The participants first responded to questions about their demographic characteristics (sex, age, and place of residence). Only the patients then answered additional questions regarding the duration of their illness, medication, family history of hypertension or diabetes, and complications. Healthy individuals and physicians did not answer these questions and proceeded directly to the next step. Next, they read an explanation of mobile-based healthcare services. This service assists individuals in managing their health by using personal data entered through a smartphone, such as steps, weight, and meal records. Based on this data, the service creates personalized exercise and diet plans. It also provides support through regular messages that offer tailored counseling, education, and advice, helping users keep healthy habits and make informed health decisions.

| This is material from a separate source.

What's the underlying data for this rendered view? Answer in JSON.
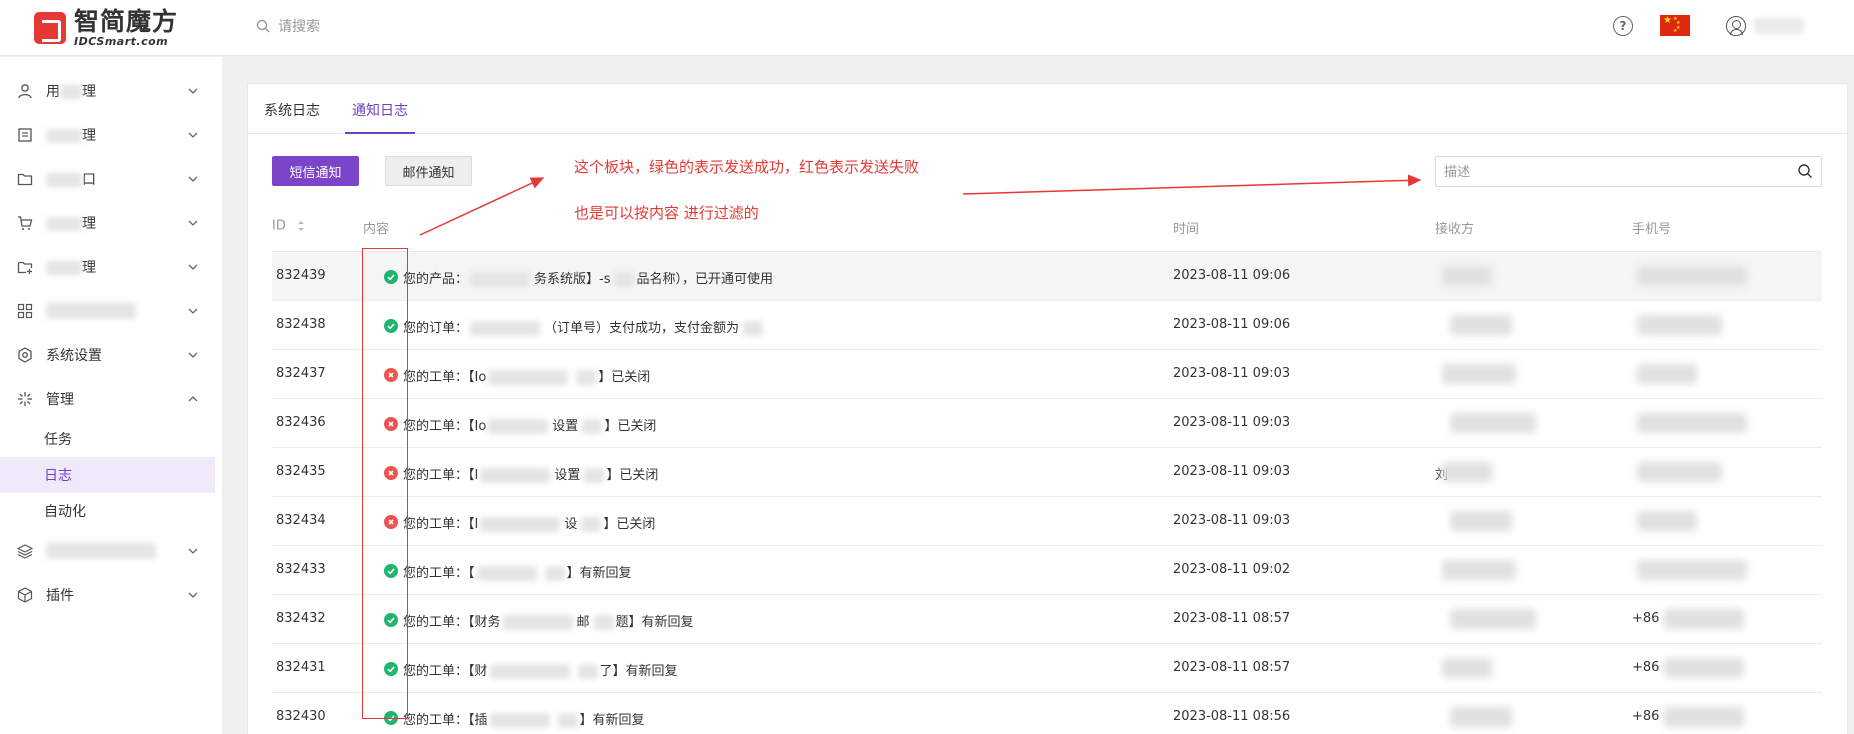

Subsequently, the participants were asked to choose their preferred service from the two paired services, each presenting different levels of a given attribute, as shown in the example in Fig. 2. They completed a total of 15 such questions. To maximize the information collected and reduce interpretation bias, we did not provide an opt-out option and required participants to select one of the two service options. We also enforced a rule requiring participants to spend a minimum of 15 seconds on each question, ensuring they had sufficient time to consider the attributes and levels. The required time was set in consultation with Gallup Korea’s members, recognizing that it is easy for participants to respond quickly without providing adequate consideration in online research. In addition, an explanatory text, as presented in Table 4, was provided to help participants to understand the factors accurately. It was continuously presented at the top of the survey page so they could view it while answering the survey. In addition, to help participants identify the differences in levels for each attribute, we used different font colors to highlight the differences between the two choices. The questionnaire items were randomly rotated and presented to reduce order bias. Gallup Korea developed the survey pages.

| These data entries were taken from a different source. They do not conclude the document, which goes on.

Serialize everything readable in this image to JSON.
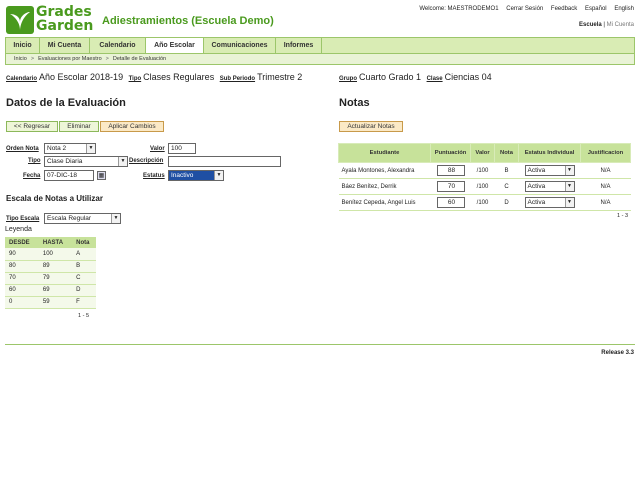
{
  "logo": {
    "line1": "Grades",
    "line2": "Garden"
  },
  "app_title": "Adiestramientos (Escuela Demo)",
  "top_links": {
    "welcome": "Welcome: MAESTRODEMO1",
    "logout": "Cerrar Sesión",
    "feedback": "Feedback",
    "spanish": "Español",
    "english": "English"
  },
  "roles": {
    "school": "Escuela",
    "separator": "|",
    "my_account": "Mi Cuenta"
  },
  "nav": {
    "tabs": [
      {
        "label": "Inicio"
      },
      {
        "label": "Mi Cuenta"
      },
      {
        "label": "Calendario"
      },
      {
        "label": "Año Escolar"
      },
      {
        "label": "Comunicaciones"
      },
      {
        "label": "Informes"
      }
    ]
  },
  "breadcrumb": [
    "Inicio",
    "Evaluaciones por Maestro",
    "Detalle de Evaluación"
  ],
  "context": {
    "calendar_label": "Calendario",
    "calendar_value": "Año Escolar 2018-19",
    "type_label": "Tipo",
    "type_value": "Clases Regulares",
    "subperiod_label": "Sub Periodo",
    "subperiod_value": "Trimestre 2",
    "group_label": "Grupo",
    "group_value": "Cuarto Grado 1",
    "class_label": "Clase",
    "class_value": "Ciencias 04"
  },
  "evaluation": {
    "title": "Datos de la Evaluación",
    "back_btn": "<< Regresar",
    "delete_btn": "Eliminar",
    "apply_btn": "Aplicar Cambios",
    "order_label": "Orden Nota",
    "order_value": "Nota 2",
    "value_label": "Valor",
    "value_value": "100",
    "type_label": "Tipo",
    "type_value": "Clase Diaria",
    "desc_label": "Descripción",
    "desc_value": "",
    "date_label": "Fecha",
    "date_value": "07-DIC-18",
    "status_label": "Estatus",
    "status_value": "Inactivo"
  },
  "scale": {
    "title": "Escala de Notas a Utilizar",
    "type_label": "Tipo Escala",
    "type_value": "Escala Regular",
    "legend": "Leyenda",
    "headers": [
      "DESDE",
      "HASTA",
      "Nota"
    ],
    "rows": [
      [
        "90",
        "100",
        "A"
      ],
      [
        "80",
        "89",
        "B"
      ],
      [
        "70",
        "79",
        "C"
      ],
      [
        "60",
        "69",
        "D"
      ],
      [
        "0",
        "59",
        "F"
      ]
    ],
    "count": "1 - 5"
  },
  "grades": {
    "title": "Notas",
    "update_btn": "Actualizar Notas",
    "headers": [
      "Estudiante",
      "Puntuación",
      "Valor",
      "Nota",
      "Estatus Individual",
      "Justificacion"
    ],
    "rows": [
      {
        "student": "Ayala Montones, Alexandra",
        "score": "88",
        "value": "/100",
        "grade": "B",
        "status": "Activa",
        "justification": "N/A"
      },
      {
        "student": "Báez Benítez, Derrik",
        "score": "70",
        "value": "/100",
        "grade": "C",
        "status": "Activa",
        "justification": "N/A"
      },
      {
        "student": "Benítez Cepeda, Angel Luis",
        "score": "60",
        "value": "/100",
        "grade": "D",
        "status": "Activa",
        "justification": "N/A"
      }
    ],
    "count": "1 - 3"
  },
  "release": "Release 3.3",
  "colors": {
    "brand_green": "#4a9a1e",
    "nav_bg": "#d9ecb4",
    "header_cell": "#c7e29a",
    "status_highlight": "#1f4fa3"
  }
}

Fig. 2: The flow of choice tasks and examples of options.
figure 2

In this survey, participants selected one of two service options with differing attributes across 15 separate questions. They had to choose between the two options without the ability to skip or opt-out. A 15-second minimum time limit was enforced for each question to encourage thoughtful consideration of the choices. Descriptions of the attributes were persistently displayed at the top of the page for clarity. The order of the questions was randomized to mitigate the risk of bias from the sequence of questions.

Statistical analysis

For this study, we analyzed participant preferences using a conditional logit model implemented in STATA version 16. We coded all attributes as categorical variables, except for cost, which was treated as continuous to identify trade-offs in WTP for attributes of the healthcare service app23. We estimated a main effect model for each group. A WTP analysis was also conducted to understand how participants are willing to trade one attribute for another. It is crucial in this study because differences in preferences cannot be compared solely based on beta coefficients from a main effects analysis, given that the study involves three different populations. As shown in Eq. (1), the WTP for each attribute was calculated by dividing attribute’s beta coefficient by the cost attribute’s beta coefficient, enabling us to estimate the WTP for specific attributes23.

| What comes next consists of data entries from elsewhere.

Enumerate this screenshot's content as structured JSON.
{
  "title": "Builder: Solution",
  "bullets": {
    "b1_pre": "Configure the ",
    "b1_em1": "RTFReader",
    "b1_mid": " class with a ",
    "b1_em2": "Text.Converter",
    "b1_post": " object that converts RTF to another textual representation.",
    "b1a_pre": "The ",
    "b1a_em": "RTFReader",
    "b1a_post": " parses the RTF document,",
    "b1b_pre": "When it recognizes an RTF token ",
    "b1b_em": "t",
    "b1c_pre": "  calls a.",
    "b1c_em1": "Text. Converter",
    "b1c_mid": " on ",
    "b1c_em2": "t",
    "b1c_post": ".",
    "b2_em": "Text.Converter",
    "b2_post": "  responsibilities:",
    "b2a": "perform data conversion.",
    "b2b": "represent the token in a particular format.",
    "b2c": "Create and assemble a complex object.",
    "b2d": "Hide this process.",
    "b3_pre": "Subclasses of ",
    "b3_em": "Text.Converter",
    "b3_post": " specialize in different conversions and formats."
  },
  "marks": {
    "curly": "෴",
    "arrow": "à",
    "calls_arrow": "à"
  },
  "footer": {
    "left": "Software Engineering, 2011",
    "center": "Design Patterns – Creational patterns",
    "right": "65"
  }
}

$${\rm{WTP}}i=\beta i\div\beta {\rm{cost}}$$
(1)
  • WTPi represents the willingness to pay for attribute i.

  • βi is a beta coefficient for attribute i.

  • βcost is a beta coefficient for the cost attribute.

We further divided into subgroups based on age and gender and calculated each group’s WTP. This analysis reveals how much each subgroup will pay for a particular attribute.

Ethics approval

All procedures were conducted according to ethical standards and the principles outlined in the Declaration of Helsinki. This study was approved by the Institutional Review Board of Yonsei University (4-2022-1517). After reading the explanation page, which included information about the study’s goals, participants, and data storage time, all participants consented. There was no preregistration for this study.